6. D'une part, la disposition du document d'urbanisme antérieur ayant eu pour objet et pour effet de créer une zone non aedificandi dans le secteur de Saint-Eloi en raison d'un risque élevé ou très sévère de chute de bloc doit être regardée comme une protection édictée en raison des risques de nuisance au sens des dispositions du 3° de l'article L. 153-31 du code de l'urbanisme citées au point précédent. D'autre part, en supprimant cette protection dans son principe dès lors que le risque identifié est désormais celui d'un aléa de glissement et de ravinement d'intensité moyenne, dont il est possible de se prémunir plus effectivement, et en rétablissant de manière corrélative les droits à construire sur cet espace, la modification en litige est de nature à réduire la portée de cette protection édictée en raison d'un risque de nuisance. Dès lors, la suppression de cette zone non aedificandi des documents graphiques du plan local d'urbanisme au terme de la délibération du 27 juin 2019 aurait dû l'être suivant la procédure de révision régie par les articles L. 153-31 et suivants du code de l'urbanisme et non suivant celle de modification régie par les articles L. 153-36 et suivants du même code. Il suit de là que le moyen tiré de ce que la délibération du 27 juin 2019 du conseil municipal Biot est, pour ce motif, entachée d'illégalité doit être accueilli.
Sur l'absence alléguée d'évaluation des incidences de la modification en litige sur le site Natura 2000 - Dôme de Biot :
7. Aux termes de l'article L. 414-4 du code de l'environnement : " I. - Lorsqu'ils sont susceptibles d'affecter de manière significative un site Natura 2000, individuellement ou en raison de leurs effets cumulés, doivent faire l'objet d'une évaluation de leurs incidences au regard des objectifs de conservation du site, dénommée ci-après " Evaluation des incidences Natura 2000 " : / 1° Les documents de planification qui, sans autoriser par eux-mêmes la réalisation d'activités, de travaux, d'aménagements, d'ouvrages ou d'installations, sont applicables à leur réalisation ; / () ".

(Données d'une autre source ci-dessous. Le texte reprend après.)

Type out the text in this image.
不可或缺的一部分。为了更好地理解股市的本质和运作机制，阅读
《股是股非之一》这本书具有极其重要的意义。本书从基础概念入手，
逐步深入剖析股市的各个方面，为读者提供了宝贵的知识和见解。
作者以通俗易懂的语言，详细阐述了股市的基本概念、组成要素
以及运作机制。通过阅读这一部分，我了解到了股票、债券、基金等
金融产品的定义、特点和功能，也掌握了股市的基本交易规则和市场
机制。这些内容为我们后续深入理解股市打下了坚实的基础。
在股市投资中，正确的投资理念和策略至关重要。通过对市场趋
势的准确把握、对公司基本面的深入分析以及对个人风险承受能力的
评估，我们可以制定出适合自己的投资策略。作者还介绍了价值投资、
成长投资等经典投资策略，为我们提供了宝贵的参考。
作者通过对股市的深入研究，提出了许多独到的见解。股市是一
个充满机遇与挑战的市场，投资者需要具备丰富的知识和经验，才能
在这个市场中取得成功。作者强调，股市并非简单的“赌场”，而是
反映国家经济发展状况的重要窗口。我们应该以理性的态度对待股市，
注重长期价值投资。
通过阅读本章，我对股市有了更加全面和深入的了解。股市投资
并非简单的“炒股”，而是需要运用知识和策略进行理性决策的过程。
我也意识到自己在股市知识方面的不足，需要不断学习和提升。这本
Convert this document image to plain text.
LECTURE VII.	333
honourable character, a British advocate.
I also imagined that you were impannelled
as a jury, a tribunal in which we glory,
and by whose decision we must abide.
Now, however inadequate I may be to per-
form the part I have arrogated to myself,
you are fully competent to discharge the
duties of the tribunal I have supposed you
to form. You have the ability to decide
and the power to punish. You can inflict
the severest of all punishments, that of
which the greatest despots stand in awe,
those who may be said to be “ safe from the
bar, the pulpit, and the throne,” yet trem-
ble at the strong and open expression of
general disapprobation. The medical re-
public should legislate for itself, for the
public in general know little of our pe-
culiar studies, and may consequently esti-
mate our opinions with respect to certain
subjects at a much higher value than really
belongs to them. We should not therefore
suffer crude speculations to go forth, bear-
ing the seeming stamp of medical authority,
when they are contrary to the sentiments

8. Il résulte des dispositions de l'article L. 414-4 du code de l'environnement citées au point précédent que lorsqu'un plan ou un projet non directement lié ou nécessaire à la gestion d'un site Natura 2000 risque de compromettre les objectifs de conservation de celui-ci, il doit être considéré comme susceptible d'affecter ce site de manière significative. L'appréciation de cette atteinte doit être effectuée notamment à la lumière des caractéristiques et des conditions environnementales spécifiques du site concerné par un tel plan ou projet.
9. En l'espèce, d'une part, il ressort de la lecture de l'avis de la mission régionale de l'Autorité environnementale du 17 décembre 2018 que le projet de modification en litige n'est inscrit dans aucun périmètre de protection Natura 2000, qu'il ne concerne pas de zone naturelle d'intérêt écologique, faunistique et floristique et que les principaux enjeux de biodiversité identifiés par le pré-diagnostic écologique sont évalués comme faibles à modérés. D'autre part, il ressort de la lecture du rapport de présentation de la modification en litige qu'aucune des mesures décrites dans le rapport n'est susceptible d'avoir d'effets notables sur le site Natura 2000 - Dôme de Biot. Dans ces conditions, il ne ressort pas des pièces du dossier que le projet de modification en litige aurait des effets significatifs sur le site Natura 2000 - Dôme de Biot. La société requérante n'est, dès lors, pas fondée à soutenir que le projet de modification n°6 du plan local d'urbanisme aurait dû faire l'objet d'une évaluation des incidences Natura 2000 en application des dispositions de l'article L. 414-4 du code de l'environnement. Il suit de là que ce moyen doit être écarté.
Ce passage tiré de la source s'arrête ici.